Coffee chain steps in to save Hong Kong bakery Hoover Cake Shop, Lifestyle News

Coffee chain steps in to save Hong Kong bakery Hoover Cake Shop, Lifestyle News

At the eleventh hour, Hong Kong bakery Hoover Cake Shop in Kowloon City has been given a stay of execution.

Originally slated to shut down permanently on Oct 1 after nearly 50 years in business, the bakery will now be relaunched under the stewardship of The Academics Group in 2023.

However, it will no longer be on the corner of Nga Tsin Wai Road and Fuk Lo Tsun Road in Kowloon City, where it has stood since 1974, gaining long-time regular customers such as the actor Chow Yun-fat.

Instead, the new owners are seeking a new location, with Hong Kong International Airport being floated as one idea, says Jennifer Liu Wai-fun, the founder and chairman of The Academics Group.

The shift in ownership was cemented on Sept 29 when Liu signed a contract with the Chow family to take over the business.

Open since 1977, the tiny bakery is known for its flaky puff pastry egg tarts and traditional baked goods, such as Swiss rolls and walnut cakes.

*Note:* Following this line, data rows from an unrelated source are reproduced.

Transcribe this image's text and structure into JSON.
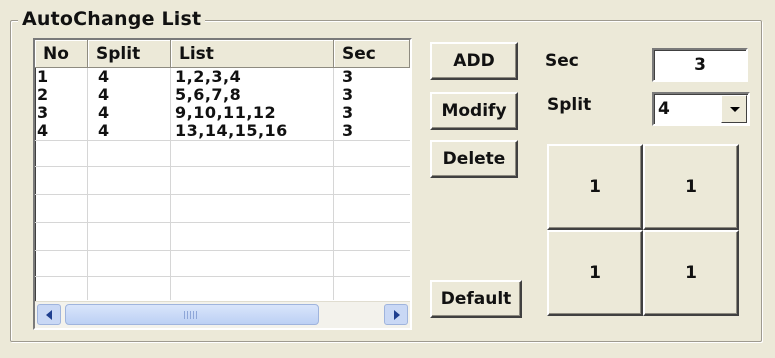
{
  "group": {
    "title": "AutoChange List"
  },
  "list": {
    "columns": [
      "No",
      "Split",
      "List",
      "Sec"
    ],
    "rows": [
      [
        "1",
        "4",
        "1,2,3,4",
        "3"
      ],
      [
        "2",
        "4",
        "5,6,7,8",
        "3"
      ],
      [
        "3",
        "4",
        "9,10,11,12",
        "3"
      ],
      [
        "4",
        "4",
        "13,14,15,16",
        "3"
      ]
    ]
  },
  "buttons": {
    "add": "ADD",
    "modify": "Modify",
    "delete": "Delete",
    "default": "Default"
  },
  "sec": {
    "label": "Sec",
    "value": "3"
  },
  "split": {
    "label": "Split",
    "value": "4"
  },
  "preview_grid": [
    "1",
    "1",
    "1",
    "1"
  ],
  "colors": {
    "dialog_bg": "#ece9d8",
    "scrollbar_thumb": "#c9d8f5",
    "scrollbar_arrow": "#1f3f8f"
  },
  "icons": {
    "scroll_left": "chevron-left-icon",
    "scroll_right": "chevron-right-icon",
    "dropdown": "chevron-down-icon"
  }
}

An outpouring of grief manifested and lengthy queues formed around the block after the owners, Chow Ping-kuan and his wife (who prefers to be known as Mrs Chow), announced on Sept 18 that they would close the business, citing their old age and the fact that their children were not interested in taking over the business.

Liu’s company, established in 2012, was one of the first speciality coffee purveyors in Hong Kong with a mass market presence, and has since expanded to multiple Southeast Asian markets, including Singapore and Thailand.

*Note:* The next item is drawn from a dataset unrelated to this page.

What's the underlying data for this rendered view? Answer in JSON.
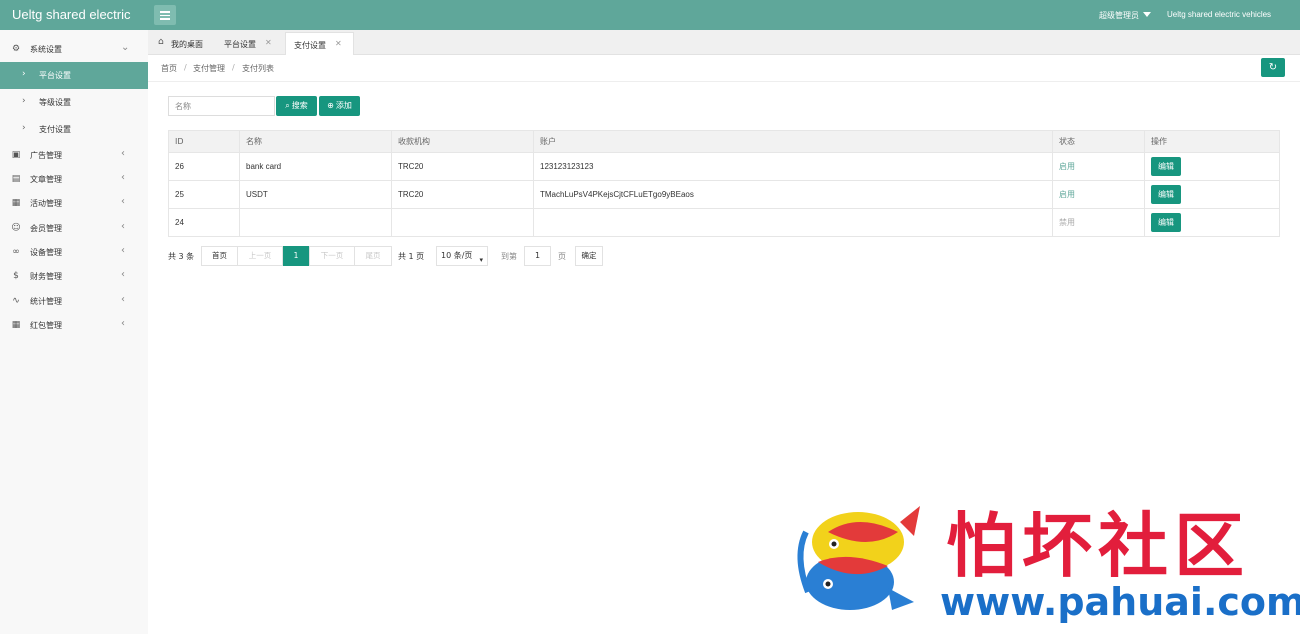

Under its new ownership, the bakery will be renamed Hong Kong Hoover Cake Shop 1977 and will reopen in the first quarter of 2023, according to Liu.

In the interim, they plan to release some bakery products through an online platform.

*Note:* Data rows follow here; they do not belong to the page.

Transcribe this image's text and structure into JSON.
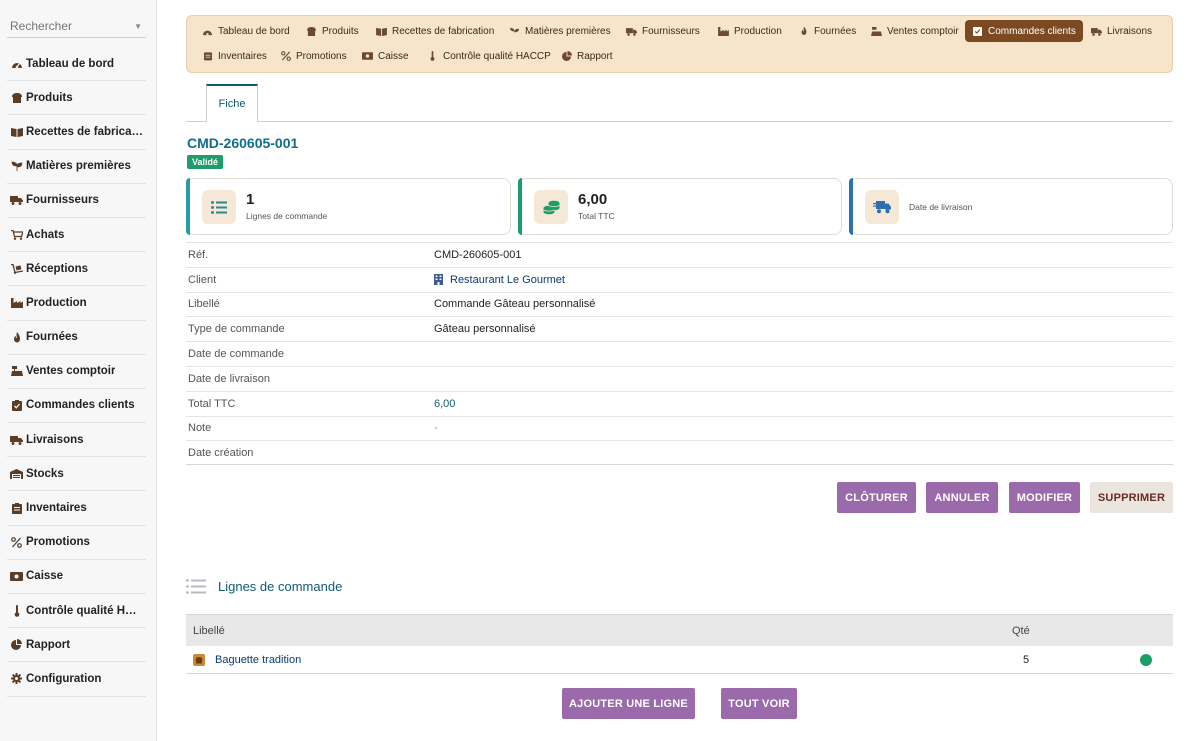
{
  "sidebar": {
    "search_placeholder": "Rechercher",
    "items": [
      {
        "label": "Tableau de bord",
        "icon": "dashboard-icon"
      },
      {
        "label": "Produits",
        "icon": "bread-icon"
      },
      {
        "label": "Recettes de fabrication",
        "icon": "book-icon"
      },
      {
        "label": "Matières premières",
        "icon": "seedling-icon"
      },
      {
        "label": "Fournisseurs",
        "icon": "truck-icon"
      },
      {
        "label": "Achats",
        "icon": "cart-icon"
      },
      {
        "label": "Réceptions",
        "icon": "dolly-icon"
      },
      {
        "label": "Production",
        "icon": "industry-icon"
      },
      {
        "label": "Fournées",
        "icon": "fire-icon"
      },
      {
        "label": "Ventes comptoir",
        "icon": "cash-register-icon"
      },
      {
        "label": "Commandes clients",
        "icon": "clipboard-check-icon"
      },
      {
        "label": "Livraisons",
        "icon": "shipping-icon"
      },
      {
        "label": "Stocks",
        "icon": "warehouse-icon"
      },
      {
        "label": "Inventaires",
        "icon": "clipboard-list-icon"
      },
      {
        "label": "Promotions",
        "icon": "percent-icon"
      },
      {
        "label": "Caisse",
        "icon": "money-icon"
      },
      {
        "label": "Contrôle qualité HACCP",
        "icon": "thermometer-icon"
      },
      {
        "label": "Rapport",
        "icon": "pie-chart-icon"
      },
      {
        "label": "Configuration",
        "icon": "gear-icon"
      }
    ]
  },
  "topnav": {
    "items": [
      {
        "label": "Tableau de bord",
        "icon": "dashboard-icon"
      },
      {
        "label": "Produits",
        "icon": "bread-icon"
      },
      {
        "label": "Recettes de fabrication",
        "icon": "book-icon"
      },
      {
        "label": "Matières premières",
        "icon": "seedling-icon"
      },
      {
        "label": "Fournisseurs",
        "icon": "truck-icon"
      },
      {
        "label": "Production",
        "icon": "industry-icon"
      },
      {
        "label": "Fournées",
        "icon": "fire-icon"
      },
      {
        "label": "Ventes comptoir",
        "icon": "cash-register-icon"
      },
      {
        "label": "Commandes clients",
        "icon": "clipboard-check-icon",
        "active": true
      },
      {
        "label": "Livraisons",
        "icon": "shipping-icon"
      },
      {
        "label": "Inventaires",
        "icon": "clipboard-list-icon"
      },
      {
        "label": "Promotions",
        "icon": "percent-icon"
      },
      {
        "label": "Caisse",
        "icon": "money-icon"
      },
      {
        "label": "Contrôle qualité HACCP",
        "icon": "thermometer-icon"
      },
      {
        "label": "Rapport",
        "icon": "pie-chart-icon"
      }
    ]
  },
  "tabs": {
    "fiche": "Fiche"
  },
  "record": {
    "ref": "CMD-260605-001",
    "status": "Validé",
    "status_color": "#1f9c6b"
  },
  "cards": [
    {
      "value": "1",
      "label": "Lignes de commande",
      "accent": "#2a9aa3",
      "icon": "list-icon"
    },
    {
      "value": "6,00",
      "label": "Total TTC",
      "accent": "#1f9c6b",
      "icon": "coins-icon"
    },
    {
      "value": "",
      "label": "Date de livraison",
      "accent": "#2d6fb0",
      "icon": "truck-fast-icon"
    }
  ],
  "fields": [
    {
      "key": "Réf.",
      "value": "CMD-260605-001"
    },
    {
      "key": "Client",
      "value": "Restaurant Le Gourmet"
    },
    {
      "key": "Libellé",
      "value": "Commande Gâteau personnalisé"
    },
    {
      "key": "Type de commande",
      "value": "Gâteau personnalisé"
    },
    {
      "key": "Date de commande",
      "value": ""
    },
    {
      "key": "Date de livraison",
      "value": ""
    },
    {
      "key": "Total TTC",
      "value": "6,00"
    },
    {
      "key": "Note",
      "value": "-"
    },
    {
      "key": "Date création",
      "value": ""
    }
  ],
  "actions": {
    "cloturer": "CLÔTURER",
    "annuler": "ANNULER",
    "modifier": "MODIFIER",
    "supprimer": "SUPPRIMER"
  },
  "lines": {
    "title": "Lignes de commande",
    "col_libelle": "Libellé",
    "col_qte": "Qté",
    "rows": [
      {
        "label": "Baguette tradition",
        "qty": "5",
        "status_color": "#1f9c6b"
      }
    ],
    "add_button": "AJOUTER UNE LIGNE",
    "see_all_button": "TOUT VOIR"
  }
}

Speaking from Hoover Cake Shop on Friday (Sept 30) evening, where she was helping the Chow family close up shop, Liu says the location has a lot of sentimental value but ultimately it would prove difficult to stay in the same place as they look to recruit a new generation of bakers to carry on the Hoover legacy.


“Not a lot of people are willing to work in small spaces like that, so I have a lot of respect for the original founders,” says Liu, pointing out that the bakers only had about half the shop’s roughly 250 square feet (23 square metres) to work in.

“The decision is that we will look for a new location and [as for] Mr Chow, his recipes will be passed down.”

Liu says long-time baker Hui Fu, better known as Fu Gor, will be taking a short break before returning to work with the group on training bakers and developing new recipes with “flavours that are on trend for today’s palate”.

Liu says that the idea of relocating to a store in the city’s airport was based on Mrs Chow’s fondness for the old Kai Tak Airport, located a short distance away from Hoover Cake Shop until it was decommissioned in 1998.


“Hopefully, with the tourists coming back in and people flying again, we can identify a good space for the new bakery,” she says.

“[Saying] goodbye to the neighbourhood has been kind of tough for her,” Liu says of Mrs Chow, but stresses that they haven’t ruled out the possibility of returning to Kowloon City in the future.

As the plan to take over Hoover Cake Shop was only formalised in the last week, Liu says she will need more time to figure out the shop’s footprint and future plans.

She promises that the “characters” who make Hoover Cake Shop special will be retained, including Fu Gor and Kou Jie, the long-time cashier who has been with the company for the best part of two decades.

A staff member who answered the phone on Friday evening declined to comment, saying only that they were exhausted.